The Graduate School for Pharmaceutical Industry Management, Chung-Ang University, 84 Heukseok-ro, Dongjak-gu, Seoul, 06974, Republic of Korea.
Arch Pharm Res. 2022 Mar;45(3):185-204. doi: 10.1007/s12272-022-01374-6. Epub 2022 Mar 18.
This systematic review and meta-analysis assessed the antidiabetic effect of pharmaconutrients as an add-on in type 2 diabetes mellitus patients by pooling data from currently available randomized controlled trials (RCTs). Data sources included the PubMed and EMBASE, Cochrane Central Register of Controlled Trials. RCTs reporting changes in glycosylated hemoglobin (HbA1c), fasting blood glucose (FBG), or homeostasis model assessment of insulin resistance (HOMA-IR) levels following add-on pharmaconutritional therapies for T2DM patients consuming antidiabetic drugs were targeted. Using random-effects meta-analyses, we identified pharmaconutrients with effects on glycemic outcomes. Heterogeneity among studies was presented using I values.
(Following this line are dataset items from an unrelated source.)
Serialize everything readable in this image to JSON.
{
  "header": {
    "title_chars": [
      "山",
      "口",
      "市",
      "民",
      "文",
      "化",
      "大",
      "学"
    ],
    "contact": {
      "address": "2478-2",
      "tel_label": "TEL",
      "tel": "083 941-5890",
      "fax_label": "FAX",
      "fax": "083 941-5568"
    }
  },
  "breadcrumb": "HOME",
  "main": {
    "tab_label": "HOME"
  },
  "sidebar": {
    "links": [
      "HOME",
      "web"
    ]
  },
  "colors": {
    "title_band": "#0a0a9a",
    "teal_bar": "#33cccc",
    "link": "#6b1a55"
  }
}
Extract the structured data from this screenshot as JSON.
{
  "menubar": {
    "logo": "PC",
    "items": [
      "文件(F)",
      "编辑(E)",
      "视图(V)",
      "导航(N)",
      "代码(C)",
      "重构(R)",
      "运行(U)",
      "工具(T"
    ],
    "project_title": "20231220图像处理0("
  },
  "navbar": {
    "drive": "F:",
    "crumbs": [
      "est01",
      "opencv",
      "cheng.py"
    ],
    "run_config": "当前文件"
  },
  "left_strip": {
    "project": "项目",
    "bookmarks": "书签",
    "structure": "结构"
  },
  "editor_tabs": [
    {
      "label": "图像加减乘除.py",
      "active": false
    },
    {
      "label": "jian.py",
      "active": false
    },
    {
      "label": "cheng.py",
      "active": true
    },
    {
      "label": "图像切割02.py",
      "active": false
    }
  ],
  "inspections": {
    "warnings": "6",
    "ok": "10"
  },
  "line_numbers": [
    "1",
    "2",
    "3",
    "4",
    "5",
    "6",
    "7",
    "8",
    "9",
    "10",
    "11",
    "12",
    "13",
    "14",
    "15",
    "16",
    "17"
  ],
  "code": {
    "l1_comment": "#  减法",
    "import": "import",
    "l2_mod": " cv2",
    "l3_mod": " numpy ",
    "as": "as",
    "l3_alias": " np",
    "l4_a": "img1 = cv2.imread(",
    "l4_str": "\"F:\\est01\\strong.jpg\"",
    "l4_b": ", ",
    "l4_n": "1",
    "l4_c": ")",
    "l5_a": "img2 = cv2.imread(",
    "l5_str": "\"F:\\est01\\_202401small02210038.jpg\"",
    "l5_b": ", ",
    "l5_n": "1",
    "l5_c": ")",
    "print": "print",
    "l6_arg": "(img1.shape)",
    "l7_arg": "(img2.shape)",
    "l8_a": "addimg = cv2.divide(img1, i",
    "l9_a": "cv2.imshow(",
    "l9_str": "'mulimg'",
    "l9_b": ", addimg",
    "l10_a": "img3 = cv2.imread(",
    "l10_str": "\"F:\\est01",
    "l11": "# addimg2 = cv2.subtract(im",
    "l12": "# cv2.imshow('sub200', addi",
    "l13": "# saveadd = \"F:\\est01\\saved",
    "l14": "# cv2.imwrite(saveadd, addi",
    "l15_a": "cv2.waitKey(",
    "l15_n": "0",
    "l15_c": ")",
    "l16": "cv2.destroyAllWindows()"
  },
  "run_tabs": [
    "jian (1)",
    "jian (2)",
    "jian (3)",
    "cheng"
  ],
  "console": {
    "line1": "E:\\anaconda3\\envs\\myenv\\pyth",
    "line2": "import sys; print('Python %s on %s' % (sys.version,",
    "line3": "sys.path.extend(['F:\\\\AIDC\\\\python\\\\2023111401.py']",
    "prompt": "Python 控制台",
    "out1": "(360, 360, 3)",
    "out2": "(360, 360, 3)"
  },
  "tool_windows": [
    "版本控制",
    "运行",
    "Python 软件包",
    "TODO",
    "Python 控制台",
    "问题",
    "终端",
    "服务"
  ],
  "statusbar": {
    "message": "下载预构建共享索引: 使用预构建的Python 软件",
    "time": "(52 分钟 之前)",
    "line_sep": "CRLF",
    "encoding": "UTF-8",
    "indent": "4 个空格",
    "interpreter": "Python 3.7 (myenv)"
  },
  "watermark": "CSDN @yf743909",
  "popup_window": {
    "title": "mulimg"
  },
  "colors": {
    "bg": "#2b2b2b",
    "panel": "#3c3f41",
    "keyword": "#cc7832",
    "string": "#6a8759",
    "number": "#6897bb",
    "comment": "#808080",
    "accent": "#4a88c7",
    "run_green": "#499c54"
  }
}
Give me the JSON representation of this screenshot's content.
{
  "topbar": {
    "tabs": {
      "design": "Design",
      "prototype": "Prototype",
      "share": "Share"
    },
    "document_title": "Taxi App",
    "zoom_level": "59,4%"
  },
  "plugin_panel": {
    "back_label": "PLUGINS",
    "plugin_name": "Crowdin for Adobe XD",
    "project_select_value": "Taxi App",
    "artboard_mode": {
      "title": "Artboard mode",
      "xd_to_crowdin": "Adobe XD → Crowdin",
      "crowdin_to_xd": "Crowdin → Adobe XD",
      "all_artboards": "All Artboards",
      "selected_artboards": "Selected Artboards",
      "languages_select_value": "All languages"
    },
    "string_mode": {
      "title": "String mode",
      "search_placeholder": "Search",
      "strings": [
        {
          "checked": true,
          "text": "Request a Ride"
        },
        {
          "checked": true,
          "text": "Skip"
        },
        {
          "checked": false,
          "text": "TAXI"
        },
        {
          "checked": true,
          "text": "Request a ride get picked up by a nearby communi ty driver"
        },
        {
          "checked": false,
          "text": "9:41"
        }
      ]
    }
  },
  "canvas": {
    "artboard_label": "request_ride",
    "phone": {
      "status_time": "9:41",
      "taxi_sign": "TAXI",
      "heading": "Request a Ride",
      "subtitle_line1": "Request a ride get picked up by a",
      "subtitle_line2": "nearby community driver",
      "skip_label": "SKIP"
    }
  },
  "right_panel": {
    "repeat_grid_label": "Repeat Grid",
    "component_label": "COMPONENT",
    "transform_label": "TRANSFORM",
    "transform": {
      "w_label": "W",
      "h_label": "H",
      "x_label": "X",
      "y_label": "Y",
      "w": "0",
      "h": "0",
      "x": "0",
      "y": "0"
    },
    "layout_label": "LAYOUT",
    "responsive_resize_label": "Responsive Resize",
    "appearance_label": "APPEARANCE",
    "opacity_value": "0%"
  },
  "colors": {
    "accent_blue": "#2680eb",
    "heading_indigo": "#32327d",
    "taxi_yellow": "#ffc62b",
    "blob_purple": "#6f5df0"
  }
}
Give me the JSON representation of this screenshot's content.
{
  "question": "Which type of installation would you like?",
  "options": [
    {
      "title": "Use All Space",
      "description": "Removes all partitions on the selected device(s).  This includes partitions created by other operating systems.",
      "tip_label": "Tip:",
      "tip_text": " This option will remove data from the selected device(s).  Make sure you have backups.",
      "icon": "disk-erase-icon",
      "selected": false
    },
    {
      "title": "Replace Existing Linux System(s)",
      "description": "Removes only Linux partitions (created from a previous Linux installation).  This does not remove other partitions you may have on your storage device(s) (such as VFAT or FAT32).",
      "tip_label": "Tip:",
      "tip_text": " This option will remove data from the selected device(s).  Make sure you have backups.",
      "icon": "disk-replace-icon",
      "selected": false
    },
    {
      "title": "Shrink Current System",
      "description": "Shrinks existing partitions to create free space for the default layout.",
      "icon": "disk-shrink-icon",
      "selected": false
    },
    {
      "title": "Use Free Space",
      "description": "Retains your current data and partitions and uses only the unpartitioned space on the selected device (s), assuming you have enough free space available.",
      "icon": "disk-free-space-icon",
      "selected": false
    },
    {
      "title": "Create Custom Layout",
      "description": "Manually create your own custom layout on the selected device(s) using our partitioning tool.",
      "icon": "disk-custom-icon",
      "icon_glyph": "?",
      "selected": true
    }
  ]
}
Among 9537 articles, 119 RCTs with nine pharmaconutrients (chromium; coenzyme Q10; omega-3 fatty acids; vitamins C, D, and E; alpha-lipoic acid; selenium; and zinc) were included. Chromium (HbA1c, FBG, and HOMA-IR), coenzyme Q10 (HbA1c and FBG), vitamin C (HbA1c and FBG), and vitamin E (HbA1c and HOMA-IR) significantly improved glycemic control. Baseline HbA1c level and study duration influenced the effects of chromium and vitamin E on HbA1c level. Sensitivity analyses did not modify the pooled effects of pharmaconutrients on glycemic control. Administration of chromium, coenzyme Q10, and vitamins C and E for T2DM significantly improved glycemic control. This study has been registered in PROSPERO (CRD42018115229).
本系统评价和荟萃分析通过汇总当前可用的随机对照试验 (RCT) 的数据,评估了作为 2 型糖尿病患者附加治疗的药物营养素的抗糖尿病作用。数据来源包括 PubMed 和 EMBASE、Cochrane 对照试验中心注册库。旨在报告在 2 型糖尿病患者服用抗糖尿病药物的情况下,添加药物营养素治疗后糖化血红蛋白 (HbA1c)、空腹血糖 (FBG) 或稳态模型评估的胰岛素抵抗 (HOMA-IR) 水平变化的 RCT。我们使用随机效应荟萃分析确定了对血糖结果有影响的药物营养素。使用 I 值表示研究之间的异质性。在 9537 篇文章中,纳入了 119 项 RCT 和 9 种药物营养素(铬;辅酶 Q10;ω-3 脂肪酸;维生素 C、D 和 E;α-硫辛酸;硒;锌)。铬(HbA1c、FBG 和 HOMA-IR)、辅酶 Q10(HbA1c 和 FBG)、维生素 C(HbA1c 和 FBG)和维生素 E(HbA1c 和 HOMA-IR)显著改善了血糖控制。基线 HbA1c 水平和研究持续时间影响了铬和维生素 E 对 HbA1c 水平的影响。敏感性分析并未改变药物营养素对血糖控制的综合影响。铬、辅酶 Q10 和维生素 C 和 E 的给药显著改善了 2 型糖尿病患者的血糖控制。本研究已在 PROSPERO(CRD42018115229)中注册。